A personal loan can be either secured or unsecured. A secured personal loan is backed by collateral, such as a car or house. An unsecured personal loan is not backed by collateral.
Secured personal loans
Lenders are more likely to approve a secured personal loan than an unsecured personal loan because the collateral reduces the lender’s risk. If you default on the loan, the lender can seize and sell the collateral to recoup their losses.
Secured personal loans typically have lower interest rates than unsecured personal loans. This is because the lender is less likely to lose money if you default on the loan.
Unsecured personal loans
Unsecured personal loans are more difficult to qualify for than secured personal loans because the lender has no collateral to fall back on if you default on the loan. As a result, unsecured personal loans typically have higher interest rates than secured personal loans.
Which type of personal loan is right for me?
The best type of personal loan for you will depend on your individual circumstances. If you have good credit and a low debt-to-income ratio, you may be able to qualify for an unsecured personal loan with a competitive interest rate. However, if you have poor credit or a high debt-to-income ratio, you may be better off applying for a secured personal loan.
Here is a table that summarizes the key differences between secured and unsecured personal loans:
|Secured personal loan
|Unsecured personal loan
|Credit score requirement
|Debt-to-income ratio requirement
Examples of secured personal loans
Here are some examples of secured personal loans:
- Auto loan: An auto loan is a secured personal loan that is used to purchase a car. The car is used as collateral for the loan.
- Home equity loan: A home equity loan is a secured personal loan that is used to borrow against the equity in your home. The equity is the difference between the value of your home and the amount you owe on your mortgage.
- Secured credit card: A secured credit card is a type of credit card that is backed by a deposit. The deposit is used as collateral for the credit card.
Examples of unsecured personal loans
Here are some examples of unsecured personal loans:
- Signature loan: A signature loan is a type of unsecured personal loan that is not backed by collateral.
- Credit card cash advance: A credit card cash advance is a type of unsecured personal loan that allows you to borrow money against your credit card limit.

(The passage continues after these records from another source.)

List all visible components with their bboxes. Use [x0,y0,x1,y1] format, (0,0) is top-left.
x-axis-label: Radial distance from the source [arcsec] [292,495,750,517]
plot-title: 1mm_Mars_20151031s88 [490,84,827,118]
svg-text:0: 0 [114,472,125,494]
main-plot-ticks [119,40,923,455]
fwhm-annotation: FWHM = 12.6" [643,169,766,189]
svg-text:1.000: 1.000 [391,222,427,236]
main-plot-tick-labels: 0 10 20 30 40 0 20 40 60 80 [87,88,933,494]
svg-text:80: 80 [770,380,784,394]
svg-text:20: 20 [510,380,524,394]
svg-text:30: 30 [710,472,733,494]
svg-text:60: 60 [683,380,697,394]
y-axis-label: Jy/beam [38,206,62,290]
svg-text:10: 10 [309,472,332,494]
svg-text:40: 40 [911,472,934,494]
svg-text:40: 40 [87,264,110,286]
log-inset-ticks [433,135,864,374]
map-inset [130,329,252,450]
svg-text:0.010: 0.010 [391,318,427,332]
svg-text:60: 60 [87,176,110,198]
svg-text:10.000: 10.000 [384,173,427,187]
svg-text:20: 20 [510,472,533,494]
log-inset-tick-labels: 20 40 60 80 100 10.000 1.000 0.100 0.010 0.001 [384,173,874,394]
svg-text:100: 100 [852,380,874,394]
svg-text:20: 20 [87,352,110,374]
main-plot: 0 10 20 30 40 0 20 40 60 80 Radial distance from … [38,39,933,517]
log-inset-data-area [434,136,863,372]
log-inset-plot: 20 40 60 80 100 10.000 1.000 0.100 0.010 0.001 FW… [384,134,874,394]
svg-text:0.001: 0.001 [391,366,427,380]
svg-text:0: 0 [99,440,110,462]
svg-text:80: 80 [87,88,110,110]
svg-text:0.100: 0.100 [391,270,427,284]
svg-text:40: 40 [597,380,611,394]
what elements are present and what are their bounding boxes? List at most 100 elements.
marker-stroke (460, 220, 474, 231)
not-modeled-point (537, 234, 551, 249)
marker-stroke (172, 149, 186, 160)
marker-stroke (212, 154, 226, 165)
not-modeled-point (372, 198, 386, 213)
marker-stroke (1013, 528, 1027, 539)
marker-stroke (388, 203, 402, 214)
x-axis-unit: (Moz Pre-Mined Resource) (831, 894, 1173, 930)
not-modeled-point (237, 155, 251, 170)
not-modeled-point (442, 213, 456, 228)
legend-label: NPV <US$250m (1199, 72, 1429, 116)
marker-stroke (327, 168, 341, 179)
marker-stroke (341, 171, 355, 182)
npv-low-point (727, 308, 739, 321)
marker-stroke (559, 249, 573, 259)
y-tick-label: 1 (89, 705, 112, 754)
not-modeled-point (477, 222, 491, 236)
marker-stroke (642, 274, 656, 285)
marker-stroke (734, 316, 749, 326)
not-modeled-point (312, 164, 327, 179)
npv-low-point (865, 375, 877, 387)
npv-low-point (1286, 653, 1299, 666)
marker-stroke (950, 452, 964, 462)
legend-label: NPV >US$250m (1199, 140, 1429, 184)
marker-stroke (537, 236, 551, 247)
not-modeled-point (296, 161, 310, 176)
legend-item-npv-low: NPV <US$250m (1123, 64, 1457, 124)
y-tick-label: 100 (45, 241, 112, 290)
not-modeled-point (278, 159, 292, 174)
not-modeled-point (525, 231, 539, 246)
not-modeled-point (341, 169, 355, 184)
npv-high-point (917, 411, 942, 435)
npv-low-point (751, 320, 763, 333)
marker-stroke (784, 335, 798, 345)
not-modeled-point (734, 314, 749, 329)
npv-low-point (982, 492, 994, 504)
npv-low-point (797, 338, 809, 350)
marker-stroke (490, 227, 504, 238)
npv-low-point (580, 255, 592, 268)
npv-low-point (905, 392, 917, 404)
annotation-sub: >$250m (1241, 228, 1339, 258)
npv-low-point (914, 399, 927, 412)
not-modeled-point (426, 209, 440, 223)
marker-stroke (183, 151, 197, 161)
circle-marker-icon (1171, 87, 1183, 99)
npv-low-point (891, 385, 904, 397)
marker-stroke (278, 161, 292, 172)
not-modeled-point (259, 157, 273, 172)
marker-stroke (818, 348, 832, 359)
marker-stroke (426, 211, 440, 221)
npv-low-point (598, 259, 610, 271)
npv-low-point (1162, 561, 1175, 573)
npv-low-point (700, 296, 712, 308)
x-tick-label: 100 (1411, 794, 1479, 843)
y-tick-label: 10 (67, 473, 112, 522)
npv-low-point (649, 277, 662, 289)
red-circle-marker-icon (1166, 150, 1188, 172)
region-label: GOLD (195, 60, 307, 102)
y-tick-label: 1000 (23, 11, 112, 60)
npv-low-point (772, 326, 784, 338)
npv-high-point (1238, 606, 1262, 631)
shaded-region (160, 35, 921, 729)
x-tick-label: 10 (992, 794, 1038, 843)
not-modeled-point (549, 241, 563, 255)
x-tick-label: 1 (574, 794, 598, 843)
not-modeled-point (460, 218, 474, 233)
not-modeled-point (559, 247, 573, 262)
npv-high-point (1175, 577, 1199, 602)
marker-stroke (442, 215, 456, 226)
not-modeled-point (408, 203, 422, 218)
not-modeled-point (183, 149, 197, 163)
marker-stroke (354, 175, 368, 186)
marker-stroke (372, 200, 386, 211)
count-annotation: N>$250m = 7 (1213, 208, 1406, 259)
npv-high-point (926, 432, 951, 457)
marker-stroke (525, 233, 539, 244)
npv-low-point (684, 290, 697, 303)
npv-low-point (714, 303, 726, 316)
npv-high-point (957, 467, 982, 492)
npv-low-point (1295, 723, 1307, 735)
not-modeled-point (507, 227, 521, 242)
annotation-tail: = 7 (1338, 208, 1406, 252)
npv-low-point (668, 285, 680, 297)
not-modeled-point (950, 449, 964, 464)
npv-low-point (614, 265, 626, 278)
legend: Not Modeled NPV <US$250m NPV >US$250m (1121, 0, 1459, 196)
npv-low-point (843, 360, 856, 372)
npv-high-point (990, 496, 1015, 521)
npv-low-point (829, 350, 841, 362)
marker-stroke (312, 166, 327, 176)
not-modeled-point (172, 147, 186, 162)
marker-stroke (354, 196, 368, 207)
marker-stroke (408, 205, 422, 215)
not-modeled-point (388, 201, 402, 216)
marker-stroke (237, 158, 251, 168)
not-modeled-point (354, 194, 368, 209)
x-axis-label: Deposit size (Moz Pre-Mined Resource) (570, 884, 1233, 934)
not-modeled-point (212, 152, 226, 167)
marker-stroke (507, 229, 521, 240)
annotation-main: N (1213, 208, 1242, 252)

- Peer-to-peer loan: A peer-to-peer loan is a type of unsecured personal loan that is funded by individual investors.
Whether a personal loan is secured or unsecured depends on the lender’s requirements. Secured personal loans are backed by collateral, while unsecured personal loans are not. Secured personal loans typically have lower interest rates than unsecured personal loans, but they are also more difficult to qualify for. The best type of personal loan for you will depend on your individual circumstances.